• Aucun résultat trouvé

Malgré la pertinence de la méthodologie choisie pour réaliser le présent projet, soulignons que, peu importe les choix méthodologiques, des limites méthodologiques sont à prévoir. Dans ce

107 sens, c’est ici l’atteinte de la saturation théorique qui peut d’abord être nommée comme limite. En effet, en MTE, bien que ce soit l’atteinte de cette saturation qui détermine quand doit prendre fin le projet, il est reconnu qu’il est souvent difficile de déterminer si elle est atteinte ou non (Starks et Brown Trinidad, 2007). En fait, il y a toujours de nouveaux paramètres qui peuvent être ajoutés pour apporter de nouvelles nuances à la théorie émergente. Par exemple, pour le présent projet, les collègues d’autres disciplines des participantes auraient pu être rencontrés pour en savoir plus sur le partage de tâches entre chacun, mieux comprendre comment la perception des uns diffère ou ressemble à celle des autres, ou pour mieux documenter ce qui est entendu par des termes comme « réadaptation » ou « mandat de réadaptation ». S’être limité à des rencontres avec une seule catégorie d’acteurs sociaux impliqués dans la réadaptation en déficience physique limite donc la richesse de la théorie émergente.

Une deuxième limite méthodologique à souligner concerne les rencontres faites par voie électronique ou par téléphone, qui ont entraîné certains défis pratiques et éthiques.
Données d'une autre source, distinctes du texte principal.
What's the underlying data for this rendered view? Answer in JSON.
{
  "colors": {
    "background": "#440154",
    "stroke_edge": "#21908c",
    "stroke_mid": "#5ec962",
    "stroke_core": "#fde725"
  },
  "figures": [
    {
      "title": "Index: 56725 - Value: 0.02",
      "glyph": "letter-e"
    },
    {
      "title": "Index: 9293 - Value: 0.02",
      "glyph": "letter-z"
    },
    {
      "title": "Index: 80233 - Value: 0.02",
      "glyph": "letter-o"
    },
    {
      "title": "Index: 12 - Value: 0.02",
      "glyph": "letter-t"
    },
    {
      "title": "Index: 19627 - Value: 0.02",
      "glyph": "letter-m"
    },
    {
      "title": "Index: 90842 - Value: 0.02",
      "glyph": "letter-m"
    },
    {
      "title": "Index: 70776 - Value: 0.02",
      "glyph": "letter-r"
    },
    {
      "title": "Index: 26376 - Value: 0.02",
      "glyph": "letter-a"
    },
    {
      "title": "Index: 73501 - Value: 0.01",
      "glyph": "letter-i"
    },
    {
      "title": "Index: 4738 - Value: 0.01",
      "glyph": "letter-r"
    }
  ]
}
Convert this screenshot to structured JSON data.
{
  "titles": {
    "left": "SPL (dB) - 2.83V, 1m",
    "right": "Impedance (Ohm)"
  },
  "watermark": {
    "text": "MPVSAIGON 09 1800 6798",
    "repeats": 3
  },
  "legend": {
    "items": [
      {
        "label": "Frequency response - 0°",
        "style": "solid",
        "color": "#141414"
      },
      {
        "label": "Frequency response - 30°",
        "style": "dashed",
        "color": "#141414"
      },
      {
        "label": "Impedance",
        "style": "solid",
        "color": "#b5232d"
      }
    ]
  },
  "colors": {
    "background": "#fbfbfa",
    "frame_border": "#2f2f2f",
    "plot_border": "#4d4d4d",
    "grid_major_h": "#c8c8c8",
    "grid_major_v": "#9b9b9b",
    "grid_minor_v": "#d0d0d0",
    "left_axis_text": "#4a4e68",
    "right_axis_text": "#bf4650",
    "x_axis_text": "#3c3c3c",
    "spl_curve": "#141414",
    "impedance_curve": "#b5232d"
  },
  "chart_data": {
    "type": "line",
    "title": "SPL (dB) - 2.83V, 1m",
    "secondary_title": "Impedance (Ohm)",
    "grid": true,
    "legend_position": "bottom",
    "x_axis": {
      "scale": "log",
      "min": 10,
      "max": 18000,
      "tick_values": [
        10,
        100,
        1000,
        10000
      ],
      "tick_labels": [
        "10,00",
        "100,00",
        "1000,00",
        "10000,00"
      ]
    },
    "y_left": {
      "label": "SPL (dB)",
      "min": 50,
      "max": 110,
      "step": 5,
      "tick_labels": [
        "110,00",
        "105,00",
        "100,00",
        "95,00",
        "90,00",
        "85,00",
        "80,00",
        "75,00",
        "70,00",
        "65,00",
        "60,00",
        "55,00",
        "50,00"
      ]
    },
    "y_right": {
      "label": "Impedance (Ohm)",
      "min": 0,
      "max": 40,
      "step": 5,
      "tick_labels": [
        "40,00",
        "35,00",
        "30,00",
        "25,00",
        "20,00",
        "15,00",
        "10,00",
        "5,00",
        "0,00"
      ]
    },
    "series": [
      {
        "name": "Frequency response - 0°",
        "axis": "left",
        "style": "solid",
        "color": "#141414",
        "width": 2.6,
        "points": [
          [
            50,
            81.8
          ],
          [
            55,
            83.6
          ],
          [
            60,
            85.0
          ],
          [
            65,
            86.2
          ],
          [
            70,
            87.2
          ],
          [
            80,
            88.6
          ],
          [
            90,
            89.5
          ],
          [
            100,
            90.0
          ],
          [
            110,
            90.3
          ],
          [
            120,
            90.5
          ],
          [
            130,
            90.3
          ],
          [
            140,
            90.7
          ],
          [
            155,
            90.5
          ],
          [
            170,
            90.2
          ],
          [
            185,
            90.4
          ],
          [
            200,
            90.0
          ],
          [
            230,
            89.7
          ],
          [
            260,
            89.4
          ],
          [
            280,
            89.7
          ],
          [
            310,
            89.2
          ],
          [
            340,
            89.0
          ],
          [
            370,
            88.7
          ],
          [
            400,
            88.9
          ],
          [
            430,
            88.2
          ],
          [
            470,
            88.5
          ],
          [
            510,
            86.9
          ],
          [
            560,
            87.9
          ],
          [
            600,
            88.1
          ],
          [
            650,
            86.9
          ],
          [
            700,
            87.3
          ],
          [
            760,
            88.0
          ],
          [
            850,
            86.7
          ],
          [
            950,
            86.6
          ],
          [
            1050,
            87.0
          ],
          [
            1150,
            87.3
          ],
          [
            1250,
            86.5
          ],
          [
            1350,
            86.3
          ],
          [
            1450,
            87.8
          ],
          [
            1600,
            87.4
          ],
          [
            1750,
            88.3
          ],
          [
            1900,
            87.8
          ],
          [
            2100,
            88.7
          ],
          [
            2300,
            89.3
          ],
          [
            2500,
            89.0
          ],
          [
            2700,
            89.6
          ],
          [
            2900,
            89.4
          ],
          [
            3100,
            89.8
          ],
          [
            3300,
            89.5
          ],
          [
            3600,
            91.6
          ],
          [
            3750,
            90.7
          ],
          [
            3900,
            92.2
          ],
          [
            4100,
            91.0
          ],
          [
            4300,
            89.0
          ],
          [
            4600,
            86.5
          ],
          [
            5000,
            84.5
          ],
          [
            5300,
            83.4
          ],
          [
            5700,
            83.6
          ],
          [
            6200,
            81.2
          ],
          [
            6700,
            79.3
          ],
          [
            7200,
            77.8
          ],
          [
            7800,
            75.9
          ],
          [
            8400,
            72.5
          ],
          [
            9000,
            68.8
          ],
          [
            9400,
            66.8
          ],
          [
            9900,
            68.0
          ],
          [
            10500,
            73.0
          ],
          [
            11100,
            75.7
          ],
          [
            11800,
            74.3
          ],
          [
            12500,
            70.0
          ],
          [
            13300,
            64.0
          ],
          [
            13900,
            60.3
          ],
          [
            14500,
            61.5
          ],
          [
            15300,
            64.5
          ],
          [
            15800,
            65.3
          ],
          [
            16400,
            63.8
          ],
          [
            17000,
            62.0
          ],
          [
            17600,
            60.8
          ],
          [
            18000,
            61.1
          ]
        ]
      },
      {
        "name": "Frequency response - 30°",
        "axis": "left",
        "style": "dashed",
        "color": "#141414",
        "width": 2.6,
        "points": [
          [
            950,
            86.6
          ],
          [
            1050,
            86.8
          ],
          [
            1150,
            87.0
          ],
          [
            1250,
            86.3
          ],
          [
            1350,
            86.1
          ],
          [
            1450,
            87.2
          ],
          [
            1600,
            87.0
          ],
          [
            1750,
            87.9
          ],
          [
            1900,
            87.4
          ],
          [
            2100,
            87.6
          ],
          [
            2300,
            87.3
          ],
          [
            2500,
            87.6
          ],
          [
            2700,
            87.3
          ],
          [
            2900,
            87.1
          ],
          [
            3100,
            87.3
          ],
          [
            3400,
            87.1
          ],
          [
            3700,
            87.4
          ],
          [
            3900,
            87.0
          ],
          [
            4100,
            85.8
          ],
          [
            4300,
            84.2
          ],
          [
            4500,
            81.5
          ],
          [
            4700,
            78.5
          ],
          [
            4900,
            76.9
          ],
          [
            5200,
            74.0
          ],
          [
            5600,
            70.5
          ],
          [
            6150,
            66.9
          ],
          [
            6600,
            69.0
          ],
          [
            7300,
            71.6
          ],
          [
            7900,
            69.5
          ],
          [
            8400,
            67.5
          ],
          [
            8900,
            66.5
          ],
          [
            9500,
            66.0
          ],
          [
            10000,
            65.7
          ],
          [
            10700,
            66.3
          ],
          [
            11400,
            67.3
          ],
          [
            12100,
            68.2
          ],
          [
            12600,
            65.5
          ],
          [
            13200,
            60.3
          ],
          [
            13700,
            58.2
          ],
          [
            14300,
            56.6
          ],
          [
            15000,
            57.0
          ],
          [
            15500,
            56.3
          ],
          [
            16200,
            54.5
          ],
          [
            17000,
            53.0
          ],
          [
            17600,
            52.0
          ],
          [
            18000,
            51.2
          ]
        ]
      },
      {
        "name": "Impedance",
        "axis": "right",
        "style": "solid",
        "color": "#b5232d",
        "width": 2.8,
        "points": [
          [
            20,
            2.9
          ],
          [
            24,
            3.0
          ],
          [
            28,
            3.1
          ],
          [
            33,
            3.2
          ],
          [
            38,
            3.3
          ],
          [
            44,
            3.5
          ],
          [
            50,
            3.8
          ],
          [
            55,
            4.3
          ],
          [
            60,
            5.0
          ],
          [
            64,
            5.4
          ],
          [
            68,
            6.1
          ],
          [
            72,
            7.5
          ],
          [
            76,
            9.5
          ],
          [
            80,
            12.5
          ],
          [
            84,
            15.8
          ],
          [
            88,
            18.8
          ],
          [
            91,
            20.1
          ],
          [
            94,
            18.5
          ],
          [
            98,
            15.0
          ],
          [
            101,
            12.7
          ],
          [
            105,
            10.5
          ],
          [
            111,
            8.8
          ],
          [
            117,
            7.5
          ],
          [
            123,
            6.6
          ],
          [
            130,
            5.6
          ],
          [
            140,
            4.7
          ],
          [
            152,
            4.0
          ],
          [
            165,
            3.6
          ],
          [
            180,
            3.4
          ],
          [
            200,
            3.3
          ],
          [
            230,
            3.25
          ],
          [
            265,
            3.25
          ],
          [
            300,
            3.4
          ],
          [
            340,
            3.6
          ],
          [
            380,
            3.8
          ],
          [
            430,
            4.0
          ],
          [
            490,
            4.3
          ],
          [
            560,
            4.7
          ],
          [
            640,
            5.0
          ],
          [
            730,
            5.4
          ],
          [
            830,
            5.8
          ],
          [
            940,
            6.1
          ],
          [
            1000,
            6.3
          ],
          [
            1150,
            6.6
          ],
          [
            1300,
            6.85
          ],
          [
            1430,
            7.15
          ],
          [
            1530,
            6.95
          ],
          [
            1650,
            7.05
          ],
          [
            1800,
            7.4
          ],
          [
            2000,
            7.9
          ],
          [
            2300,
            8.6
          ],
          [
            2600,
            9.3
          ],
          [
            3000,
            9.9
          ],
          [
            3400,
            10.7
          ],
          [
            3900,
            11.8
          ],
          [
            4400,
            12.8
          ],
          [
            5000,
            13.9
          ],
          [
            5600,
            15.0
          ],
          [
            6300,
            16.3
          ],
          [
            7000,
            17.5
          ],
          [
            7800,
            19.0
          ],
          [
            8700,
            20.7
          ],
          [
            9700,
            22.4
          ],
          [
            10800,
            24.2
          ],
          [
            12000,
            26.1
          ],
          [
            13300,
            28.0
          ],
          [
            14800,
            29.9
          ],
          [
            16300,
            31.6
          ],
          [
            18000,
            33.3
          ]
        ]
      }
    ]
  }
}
Au plan éthique, les défis étaient en lien avec des formulaires de consentement retournés par courriel ou par la poste parfois arrivés après la rencontre, et ceux retournés par courriel ne fournissant qu’une signature électronique. Au plan pratique, nous avons eu des difficultés techniques (connexions internet ou téléphoniques faibles ou peu fiables) et avions un accès limité au langage non-verbal. Nous avons surtout remarqué que ces difficultés faisaient en sorte que la gestion des tours de parole était difficile ; savoir quand l’autre voulait parler, quand l’idée était complète, ou quand le non-verbal apportait une nuance importante était alors un défi plus grand qu’en personne. Par contre, c’est aussi lors de l’analyse que la combinaison de ces difficultés a eu des répercussions, en complexifiant la transcription de certaines entrevues. Ces défis éthiques et pratiques entrainent donc des limites méthodologiques, tant en ayant limité l’accès à certaines

108 données lors des entrevues, qu’en ayant quelque peu limité la fiabilité des transcriptions et de leur analyse subséquente.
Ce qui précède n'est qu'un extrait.